Hence, we are doing the Acts reading in five languages this Sunday. However, I’d be remiss if I didn’t point out one key difference here. One of the most significant details of the story of Pentecost––one that is sometimes missed––is that Pentecost doesn’t leave us back where we started. Did you catch that? Before Babel, there was one language. At Pentecost, they continued to speak in different languages, but by the gift of the Spirit they were able to understand each other. In other words, the reconciliation inaugurated at Pentecost is not one that forces uniformity. Pentecost has redeemed Babel, not by mitigating the diversity granted by Babel, but by creating a people who have developed the capacity to speak to one another in different languages, and so, to tell different stories––a people who have learned how to be patient, how to be at peace, how to listen in a world of impatient violence.

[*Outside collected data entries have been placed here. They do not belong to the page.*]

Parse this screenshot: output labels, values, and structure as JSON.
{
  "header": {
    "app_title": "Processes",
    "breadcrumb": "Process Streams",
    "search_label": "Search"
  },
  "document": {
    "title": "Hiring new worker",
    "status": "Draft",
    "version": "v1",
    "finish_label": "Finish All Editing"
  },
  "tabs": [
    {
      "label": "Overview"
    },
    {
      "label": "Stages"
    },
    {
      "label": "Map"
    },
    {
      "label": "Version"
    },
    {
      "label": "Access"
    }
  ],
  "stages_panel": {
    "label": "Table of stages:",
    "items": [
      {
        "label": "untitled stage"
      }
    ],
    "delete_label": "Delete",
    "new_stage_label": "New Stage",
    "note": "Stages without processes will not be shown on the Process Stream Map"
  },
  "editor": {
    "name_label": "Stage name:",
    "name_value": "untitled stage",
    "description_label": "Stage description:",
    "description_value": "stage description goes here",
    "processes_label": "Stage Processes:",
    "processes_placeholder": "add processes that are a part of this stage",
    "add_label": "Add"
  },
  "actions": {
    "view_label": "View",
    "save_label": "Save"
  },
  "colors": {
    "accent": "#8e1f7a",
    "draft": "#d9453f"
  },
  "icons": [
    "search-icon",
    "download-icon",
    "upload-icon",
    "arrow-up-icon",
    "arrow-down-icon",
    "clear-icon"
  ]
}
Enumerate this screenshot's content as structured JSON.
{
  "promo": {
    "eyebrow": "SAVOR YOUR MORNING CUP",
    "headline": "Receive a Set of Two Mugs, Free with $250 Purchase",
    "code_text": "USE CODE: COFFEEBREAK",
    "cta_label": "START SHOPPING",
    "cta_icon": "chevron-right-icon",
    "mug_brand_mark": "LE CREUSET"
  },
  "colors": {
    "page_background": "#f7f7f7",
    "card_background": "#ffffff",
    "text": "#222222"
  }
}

Difference remains. That means the gift of Pentecost entails slow, hard work. We must not only learn to suffer those we understand; we must learn how to suffer those whose stories might make us vulnerable. And so, the gift of Pentecost marks, not an ending, but a beginning—the beginning of a long series of hard and painful lessons in failure—and surely, the church throughout its ages has failed again and again in its mission of peace.

Yet even failure turns out to be a gift if through failure the church can be called back to Pentecost, and be reminded that others—that all—are included in God’s promise.